Kuala Lumpur, 18 May 2025 — As negotiations for a landmark United Nations tax convention gain momentum, the United Nations University International Institute for Global Health (UNU-IIGH) has released a new briefing paper that reframes taxation as a foundational determinant of health, social justice, and democratic governance. Entitled “Tax Systems and Policy: Crucial for Good Health and Good Governance”, the paper spotlights a five-function framework – revenue, redistribution, representation, repricing and regulation - to assert the critical need to rebuild equitable and effective tax systems, especially in low- and middle-income countries (L&MICS), for improving health outcomes, fostering inclusive democratic governance, and reducing socio-economic inequalities.

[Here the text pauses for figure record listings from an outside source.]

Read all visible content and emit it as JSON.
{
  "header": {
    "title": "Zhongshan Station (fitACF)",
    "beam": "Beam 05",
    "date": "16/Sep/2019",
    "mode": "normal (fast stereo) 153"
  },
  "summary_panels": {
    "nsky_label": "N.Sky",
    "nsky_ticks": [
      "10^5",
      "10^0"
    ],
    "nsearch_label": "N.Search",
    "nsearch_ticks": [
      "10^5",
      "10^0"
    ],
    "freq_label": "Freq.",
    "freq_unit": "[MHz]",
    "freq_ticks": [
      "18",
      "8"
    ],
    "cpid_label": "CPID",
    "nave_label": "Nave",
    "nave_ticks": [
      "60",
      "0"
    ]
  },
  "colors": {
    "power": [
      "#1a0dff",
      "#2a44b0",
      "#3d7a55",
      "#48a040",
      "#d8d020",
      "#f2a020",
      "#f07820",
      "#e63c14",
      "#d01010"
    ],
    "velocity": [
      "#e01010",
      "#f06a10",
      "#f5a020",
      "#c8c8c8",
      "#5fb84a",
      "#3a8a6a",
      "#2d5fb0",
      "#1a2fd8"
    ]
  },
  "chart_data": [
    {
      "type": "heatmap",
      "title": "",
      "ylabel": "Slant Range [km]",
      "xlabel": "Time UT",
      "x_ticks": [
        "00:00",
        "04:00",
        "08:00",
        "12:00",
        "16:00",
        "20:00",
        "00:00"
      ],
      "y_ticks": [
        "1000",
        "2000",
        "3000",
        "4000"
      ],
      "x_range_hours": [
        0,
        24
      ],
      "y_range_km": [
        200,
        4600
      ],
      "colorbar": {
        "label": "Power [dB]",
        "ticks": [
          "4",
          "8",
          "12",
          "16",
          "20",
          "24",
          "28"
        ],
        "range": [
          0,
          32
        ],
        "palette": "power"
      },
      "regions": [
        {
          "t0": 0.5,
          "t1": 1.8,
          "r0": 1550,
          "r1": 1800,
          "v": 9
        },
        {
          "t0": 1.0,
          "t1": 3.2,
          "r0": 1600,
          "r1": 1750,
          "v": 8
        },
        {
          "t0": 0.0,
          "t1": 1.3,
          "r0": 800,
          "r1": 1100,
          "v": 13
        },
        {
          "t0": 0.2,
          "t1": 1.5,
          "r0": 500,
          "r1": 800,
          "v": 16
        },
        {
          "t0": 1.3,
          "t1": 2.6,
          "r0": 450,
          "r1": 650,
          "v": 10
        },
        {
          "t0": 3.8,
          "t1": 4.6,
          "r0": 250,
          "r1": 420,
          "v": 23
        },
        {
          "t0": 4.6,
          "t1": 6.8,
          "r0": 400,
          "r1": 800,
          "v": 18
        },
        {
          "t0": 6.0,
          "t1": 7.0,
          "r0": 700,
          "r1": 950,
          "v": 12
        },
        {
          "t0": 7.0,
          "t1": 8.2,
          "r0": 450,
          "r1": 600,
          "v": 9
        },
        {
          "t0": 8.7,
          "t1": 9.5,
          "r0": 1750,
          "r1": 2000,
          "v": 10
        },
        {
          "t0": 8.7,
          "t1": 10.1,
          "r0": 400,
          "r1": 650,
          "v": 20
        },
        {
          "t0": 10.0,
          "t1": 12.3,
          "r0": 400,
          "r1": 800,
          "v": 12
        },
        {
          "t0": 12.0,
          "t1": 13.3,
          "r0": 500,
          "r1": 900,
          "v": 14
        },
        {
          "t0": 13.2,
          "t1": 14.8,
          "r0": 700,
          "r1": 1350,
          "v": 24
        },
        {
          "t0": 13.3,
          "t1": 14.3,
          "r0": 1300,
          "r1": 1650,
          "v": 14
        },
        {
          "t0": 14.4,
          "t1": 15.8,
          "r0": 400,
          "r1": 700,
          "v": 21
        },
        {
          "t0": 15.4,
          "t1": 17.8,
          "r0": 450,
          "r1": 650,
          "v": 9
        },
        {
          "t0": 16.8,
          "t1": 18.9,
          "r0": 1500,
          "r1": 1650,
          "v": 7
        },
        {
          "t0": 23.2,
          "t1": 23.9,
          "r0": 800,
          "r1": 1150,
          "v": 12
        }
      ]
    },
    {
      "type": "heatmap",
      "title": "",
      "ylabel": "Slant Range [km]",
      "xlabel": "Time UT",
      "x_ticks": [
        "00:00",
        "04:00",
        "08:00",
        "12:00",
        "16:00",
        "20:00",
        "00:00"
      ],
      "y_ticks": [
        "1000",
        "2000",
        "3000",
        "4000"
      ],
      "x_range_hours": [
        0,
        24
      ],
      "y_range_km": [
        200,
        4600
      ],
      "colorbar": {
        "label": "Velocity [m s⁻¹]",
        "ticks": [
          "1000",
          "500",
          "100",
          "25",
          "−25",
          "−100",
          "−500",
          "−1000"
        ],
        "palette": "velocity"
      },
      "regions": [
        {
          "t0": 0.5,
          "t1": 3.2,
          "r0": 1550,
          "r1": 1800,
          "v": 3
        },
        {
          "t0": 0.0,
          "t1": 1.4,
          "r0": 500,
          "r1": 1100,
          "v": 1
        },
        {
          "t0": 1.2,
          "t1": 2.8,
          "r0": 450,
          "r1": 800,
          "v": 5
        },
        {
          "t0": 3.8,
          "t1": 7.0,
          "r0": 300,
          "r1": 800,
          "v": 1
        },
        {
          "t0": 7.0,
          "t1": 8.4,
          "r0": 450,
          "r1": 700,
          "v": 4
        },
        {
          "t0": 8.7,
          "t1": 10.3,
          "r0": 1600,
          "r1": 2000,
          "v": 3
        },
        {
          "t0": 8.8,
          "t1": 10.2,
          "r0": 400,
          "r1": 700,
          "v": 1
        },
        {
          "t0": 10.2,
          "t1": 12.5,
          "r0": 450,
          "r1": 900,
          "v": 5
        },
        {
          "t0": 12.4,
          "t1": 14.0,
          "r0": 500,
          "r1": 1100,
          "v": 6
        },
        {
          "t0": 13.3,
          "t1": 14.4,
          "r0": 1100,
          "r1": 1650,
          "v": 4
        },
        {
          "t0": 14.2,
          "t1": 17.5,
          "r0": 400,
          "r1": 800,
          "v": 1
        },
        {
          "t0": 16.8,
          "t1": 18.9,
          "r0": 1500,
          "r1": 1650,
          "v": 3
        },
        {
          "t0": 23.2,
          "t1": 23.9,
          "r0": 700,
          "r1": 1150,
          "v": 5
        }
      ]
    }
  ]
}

Launched alongside key side events of the 78th World Health Assembly, the briefing positions tax justice as a central pillar of the global health agenda, foregrounding the systemic impact of tax avoidance and the use of tax havens - which contributed to the estimated $492 billion in global revenue losses for 2024 - and its undermining of the fiscal capacity of public institutions to deliver equitable and sustainable health services.

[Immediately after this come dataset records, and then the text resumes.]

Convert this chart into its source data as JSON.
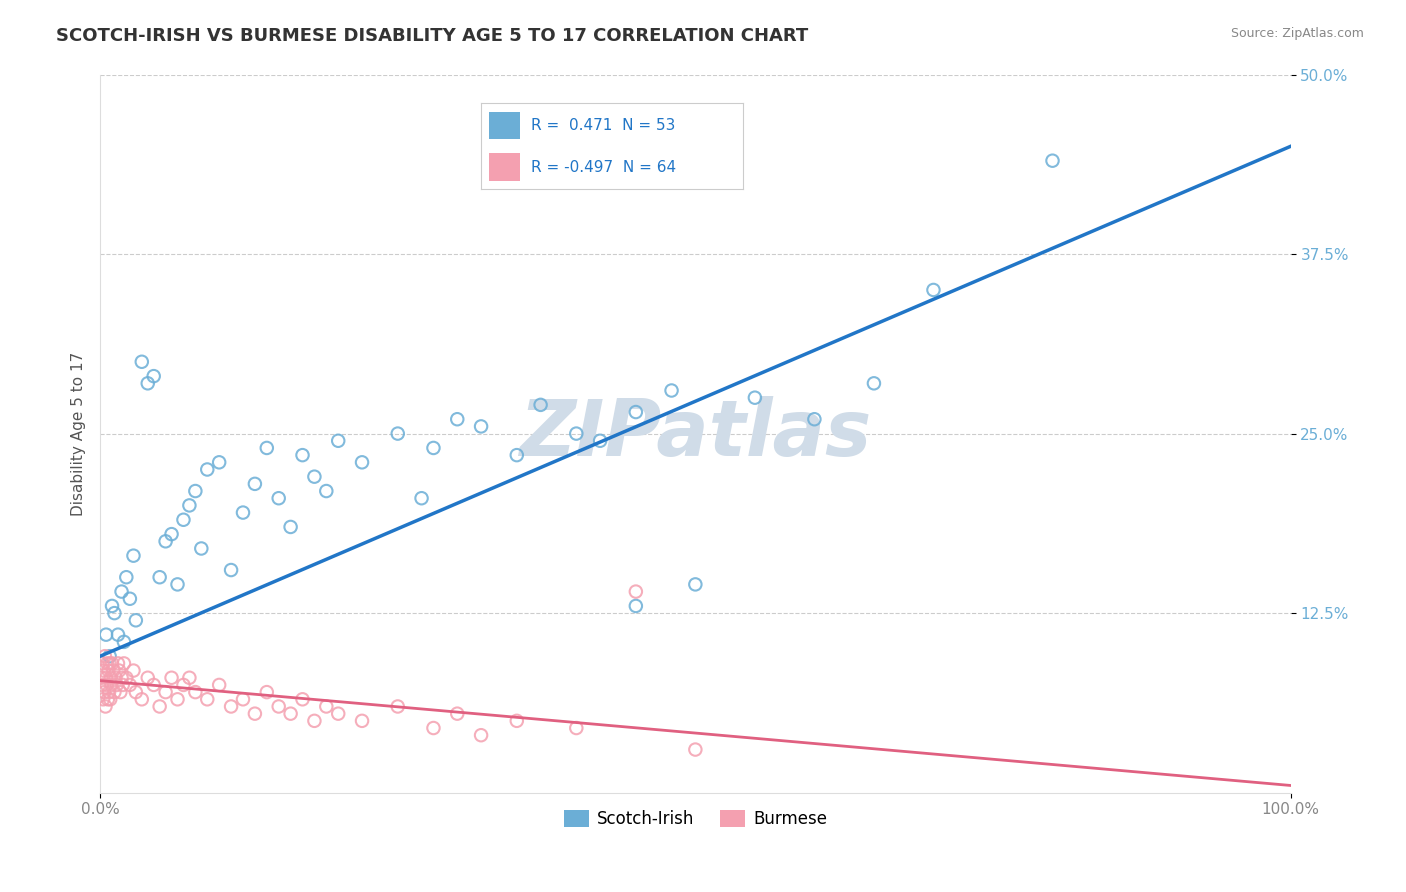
{
  "title": "SCOTCH-IRISH VS BURMESE DISABILITY AGE 5 TO 17 CORRELATION CHART",
  "source": "Source: ZipAtlas.com",
  "ylabel": "Disability Age 5 to 17",
  "xlim": [
    0,
    100
  ],
  "ylim": [
    0,
    50
  ],
  "xtick_labels": [
    "0.0%",
    "100.0%"
  ],
  "ytick_labels": [
    "12.5%",
    "25.0%",
    "37.5%",
    "50.0%"
  ],
  "yticks": [
    12.5,
    25.0,
    37.5,
    50.0
  ],
  "scotch_irish_R": 0.471,
  "scotch_irish_N": 53,
  "burmese_R": -0.497,
  "burmese_N": 64,
  "scotch_irish_color": "#6baed6",
  "burmese_color": "#f4a0b0",
  "scotch_irish_line_color": "#2176c7",
  "burmese_line_color": "#e06080",
  "background_color": "#ffffff",
  "grid_color": "#cccccc",
  "watermark_text": "ZIPatlas",
  "watermark_color": "#d0dce8",
  "title_color": "#333333",
  "title_fontsize": 13,
  "axis_label_fontsize": 11,
  "tick_fontsize": 11,
  "ytick_color": "#6baed6",
  "legend_color": "#2176c7",
  "si_trend_x0": 0,
  "si_trend_y0": 9.5,
  "si_trend_x1": 100,
  "si_trend_y1": 45.0,
  "bu_trend_x0": 0,
  "bu_trend_y0": 7.8,
  "bu_trend_x1": 100,
  "bu_trend_y1": 0.5,
  "scotch_irish_x": [
    0.5,
    0.8,
    1.0,
    1.2,
    1.5,
    1.8,
    2.0,
    2.2,
    2.5,
    2.8,
    3.0,
    3.5,
    4.0,
    4.5,
    5.0,
    5.5,
    6.0,
    6.5,
    7.0,
    7.5,
    8.0,
    8.5,
    9.0,
    10.0,
    11.0,
    12.0,
    13.0,
    14.0,
    15.0,
    16.0,
    17.0,
    18.0,
    19.0,
    20.0,
    22.0,
    25.0,
    28.0,
    30.0,
    32.0,
    35.0,
    37.0,
    40.0,
    42.0,
    45.0,
    48.0,
    50.0,
    55.0,
    60.0,
    65.0,
    70.0,
    80.0,
    27.0,
    45.0
  ],
  "scotch_irish_y": [
    11.0,
    9.5,
    13.0,
    12.5,
    11.0,
    14.0,
    10.5,
    15.0,
    13.5,
    16.5,
    12.0,
    30.0,
    28.5,
    29.0,
    15.0,
    17.5,
    18.0,
    14.5,
    19.0,
    20.0,
    21.0,
    17.0,
    22.5,
    23.0,
    15.5,
    19.5,
    21.5,
    24.0,
    20.5,
    18.5,
    23.5,
    22.0,
    21.0,
    24.5,
    23.0,
    25.0,
    24.0,
    26.0,
    25.5,
    23.5,
    27.0,
    25.0,
    24.5,
    26.5,
    28.0,
    14.5,
    27.5,
    26.0,
    28.5,
    35.0,
    44.0,
    20.5,
    13.0
  ],
  "burmese_x": [
    0.1,
    0.15,
    0.2,
    0.25,
    0.3,
    0.35,
    0.4,
    0.45,
    0.5,
    0.55,
    0.6,
    0.65,
    0.7,
    0.75,
    0.8,
    0.85,
    0.9,
    0.95,
    1.0,
    1.1,
    1.2,
    1.3,
    1.4,
    1.5,
    1.6,
    1.7,
    1.8,
    1.9,
    2.0,
    2.2,
    2.5,
    2.8,
    3.0,
    3.5,
    4.0,
    4.5,
    5.0,
    5.5,
    6.0,
    6.5,
    7.0,
    7.5,
    8.0,
    9.0,
    10.0,
    11.0,
    12.0,
    13.0,
    14.0,
    15.0,
    16.0,
    17.0,
    18.0,
    19.0,
    20.0,
    22.0,
    25.0,
    28.0,
    30.0,
    32.0,
    35.0,
    40.0,
    45.0,
    50.0
  ],
  "burmese_y": [
    8.0,
    7.5,
    9.0,
    6.5,
    8.5,
    7.0,
    9.5,
    6.0,
    8.0,
    7.5,
    9.0,
    6.5,
    8.5,
    7.0,
    9.0,
    6.5,
    8.0,
    7.5,
    9.0,
    8.5,
    7.0,
    8.0,
    7.5,
    9.0,
    8.5,
    7.0,
    8.0,
    7.5,
    9.0,
    8.0,
    7.5,
    8.5,
    7.0,
    6.5,
    8.0,
    7.5,
    6.0,
    7.0,
    8.0,
    6.5,
    7.5,
    8.0,
    7.0,
    6.5,
    7.5,
    6.0,
    6.5,
    5.5,
    7.0,
    6.0,
    5.5,
    6.5,
    5.0,
    6.0,
    5.5,
    5.0,
    6.0,
    4.5,
    5.5,
    4.0,
    5.0,
    4.5,
    14.0,
    3.0
  ]
}
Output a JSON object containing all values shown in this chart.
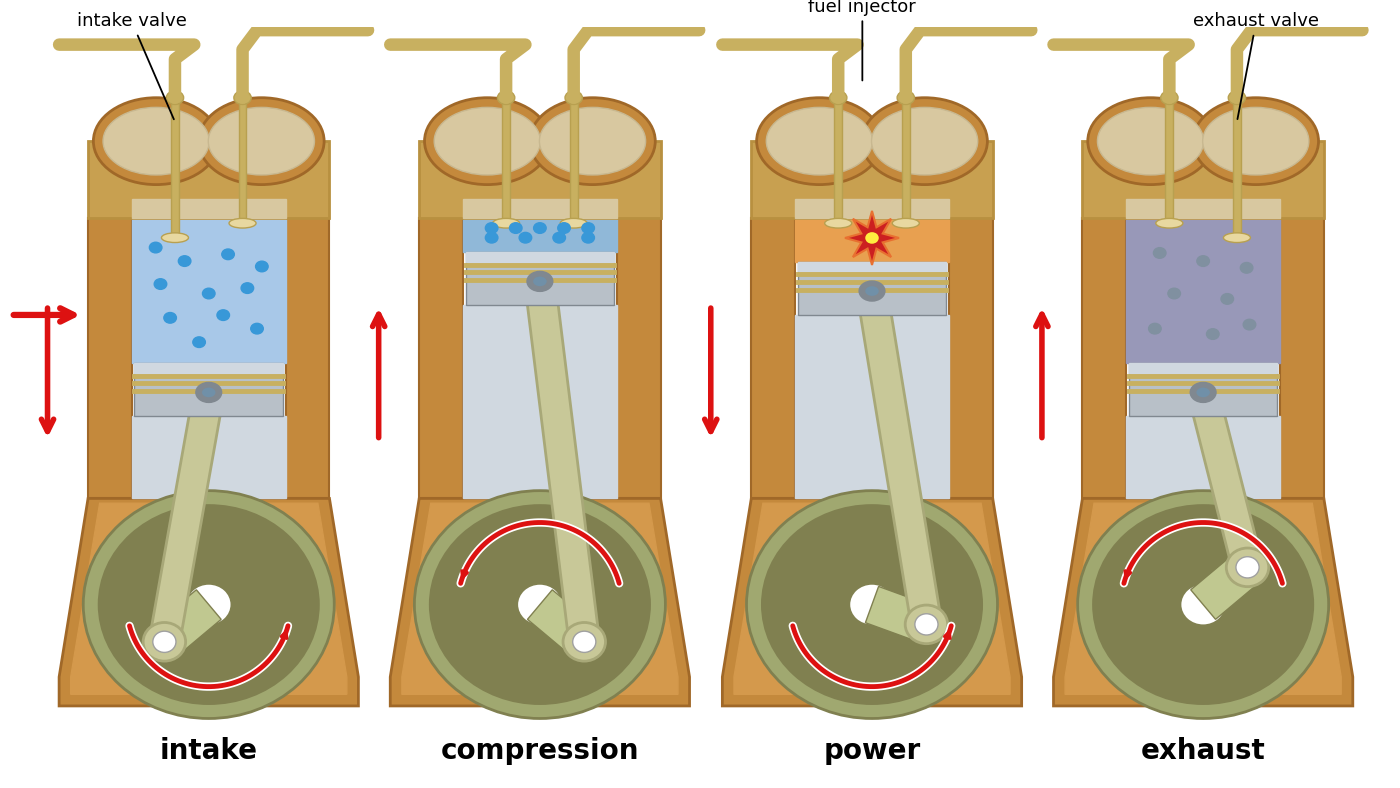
{
  "background_color": "#ffffff",
  "body_brown": "#c4893c",
  "body_brown_dark": "#a06828",
  "body_brown_inner": "#d4994c",
  "cyl_wall": "#c4893c",
  "cyl_blue_intake": "#a8c8e8",
  "cyl_blue_comp": "#90b8d8",
  "cyl_orange_power": "#e8a050",
  "cyl_blue_exhaust": "#9898b8",
  "piston_light": "#d0d8e0",
  "piston_mid": "#b8c0c8",
  "piston_dark": "#808890",
  "ring_gold": "#c8b060",
  "rod_tan": "#c8c898",
  "rod_tan_dark": "#a8a878",
  "crank_olive": "#a0a870",
  "crank_olive_dark": "#808050",
  "crank_olive_light": "#c0c890",
  "head_brown": "#c8a050",
  "head_brown2": "#b89040",
  "port_tan": "#d8c8a0",
  "port_tan2": "#c8b890",
  "valve_gold": "#c8b060",
  "valve_gold2": "#b8a050",
  "valve_cream": "#e8d8a0",
  "dot_blue": "#3898d8",
  "dot_gray": "#8090a0",
  "red_arrow": "#dd1111",
  "spark_red": "#cc2020",
  "spark_orange": "#e87030",
  "white": "#ffffff",
  "black": "#000000",
  "label_intake": "intake",
  "label_compression": "compression",
  "label_power": "power",
  "label_exhaust": "exhaust",
  "ann_intake_valve": "intake valve",
  "ann_fuel_injector": "fuel injector",
  "ann_exhaust_valve": "exhaust valve"
}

Despite evidence linking taxation to improved health and societal well-being, the paper spotlights how current global tax systems are increasingly failing to deliver on their fundamental functions. Many L&MICs face regressive tax structures, chronic under-collection, and reliance on narrow tax bases, resulting in insufficient public revenue, extreme wealth concentration, and eroded public trust. The consequences are irrefutable: in 2023, over 50% of the global population lacked access to essential health services and 2 billion people faced financial hardship or catastrophic expenditure due to healthcare costs.

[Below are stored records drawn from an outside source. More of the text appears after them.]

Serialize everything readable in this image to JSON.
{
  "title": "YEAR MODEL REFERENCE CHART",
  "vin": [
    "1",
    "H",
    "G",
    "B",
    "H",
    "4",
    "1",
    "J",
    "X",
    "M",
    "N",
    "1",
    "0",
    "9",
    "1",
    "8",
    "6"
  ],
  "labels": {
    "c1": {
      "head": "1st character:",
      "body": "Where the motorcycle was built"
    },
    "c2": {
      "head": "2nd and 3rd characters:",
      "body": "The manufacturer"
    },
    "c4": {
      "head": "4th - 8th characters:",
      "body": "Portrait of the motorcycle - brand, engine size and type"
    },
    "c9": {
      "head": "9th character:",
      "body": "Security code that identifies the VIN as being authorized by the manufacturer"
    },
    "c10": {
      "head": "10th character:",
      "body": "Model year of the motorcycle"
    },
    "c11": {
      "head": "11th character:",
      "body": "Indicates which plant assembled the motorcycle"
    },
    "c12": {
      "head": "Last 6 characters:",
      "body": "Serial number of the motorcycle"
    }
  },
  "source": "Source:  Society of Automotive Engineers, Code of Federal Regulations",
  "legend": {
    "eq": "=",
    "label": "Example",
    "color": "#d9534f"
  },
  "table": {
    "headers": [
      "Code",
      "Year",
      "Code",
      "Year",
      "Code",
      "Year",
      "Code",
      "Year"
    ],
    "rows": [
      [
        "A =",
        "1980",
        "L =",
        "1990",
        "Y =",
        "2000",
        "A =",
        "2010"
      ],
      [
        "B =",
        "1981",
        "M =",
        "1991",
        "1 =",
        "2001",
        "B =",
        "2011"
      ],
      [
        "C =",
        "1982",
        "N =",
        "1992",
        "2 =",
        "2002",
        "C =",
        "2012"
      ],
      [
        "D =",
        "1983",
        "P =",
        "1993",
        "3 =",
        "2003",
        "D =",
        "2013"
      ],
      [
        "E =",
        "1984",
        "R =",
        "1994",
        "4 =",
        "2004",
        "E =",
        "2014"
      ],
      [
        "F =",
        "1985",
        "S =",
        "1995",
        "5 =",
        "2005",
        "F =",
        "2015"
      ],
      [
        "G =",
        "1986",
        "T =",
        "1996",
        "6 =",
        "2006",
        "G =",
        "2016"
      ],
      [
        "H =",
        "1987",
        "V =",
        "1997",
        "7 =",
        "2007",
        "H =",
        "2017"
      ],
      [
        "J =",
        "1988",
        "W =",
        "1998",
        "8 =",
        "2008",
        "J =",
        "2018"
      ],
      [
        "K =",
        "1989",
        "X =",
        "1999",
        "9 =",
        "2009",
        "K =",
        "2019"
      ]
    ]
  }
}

At the core of this financial dysfunction lies what the authors describe as a dominant ‘tax consensus’, a legacy of neoliberal orthodoxy that emphasises economic neutrality, discourages direct taxation, and sets minimal public revenue targets, typically between 15-20% of GDP, thereby undermining fiscal space for health and social investment in L&MICs.
Speaking at the virtual launch of the paper, Liz Nelson, Director of Advocacy and Research for the Tax Justice Network, spotlighted the exclusionary foundations of this consensus and examines the structural power inequities it reinforces, noting that “Is it really a consensus? The nature of the tax consensus is and always has been limited to a consensus of OECD and high-income countries. It has created greater inequality among countries, and the harm has been largely created by individuals in high income countries, impacting those in low-income countries.”
International tax regimes, rooted in colonial-era arrangements and still governed by OECD-centric norms, further enable aggressive base erosion and profit shifting (BEPS) by transnational corporations via opaque legal entities and offshore financial centres. On average, lower-income countries lose about 36% of their public health budgets to large-scale corporate tax abuses. These structural distortions weaken domestic resource mobilisation, exacerbate health inequities, foster corruption, and undermine good governance.
Despite decades of rhetorical commitments by the G20 and OECD, the scale of global tax abuse has continued to expand.
Against this backdrop, "Tax Systems and Policy: Crucial for Good Health and Good Governance" calls for systemic tax reform as a global health imperative. Key recommendations include instituting progressive direct taxation to redress income and wealth disparities, strengthening tax administration and enforcement capacity, and integrating transparency mechanisms such as public access to data on tax collection and disaggregated country-by-country reporting. Concurrently, unilateral defensive measures against BEPS and financial secrecy must be deployed, while fiscal justice must simultaneously encompass sovereign debt cancellation and globally redistributive taxation to finance ecological and reparative obligations.
Crucially, the brief positions the ongoing UN-led negotiations as an opportunity to address the failings and deficiencies of current tax systems and policies, emerging as a more inclusive and potentially enforceable alternative to the OECD’s asymmetrical regime.
By positioning taxation as a structural determinant of health, this policy brief calls researchers, global health practitioners, policymakers, and civil society representatives to engage actively with tax reform not as a peripheral financial and economic issue, but as a core mechanism for achieving global health equity and accountable governance systems.
At the launch, Prof. David McCoy, Research Lead at UNU-IIGH, also underscored the inherently political nature of the engagement to address tax systems failures, stating that "Countering plutocratic and oligarchic power is important, and that requires the mobilisations of people. It’s a political challenge, not a technical or technocratic challenge. So, we need to engage with the political process to solve it.”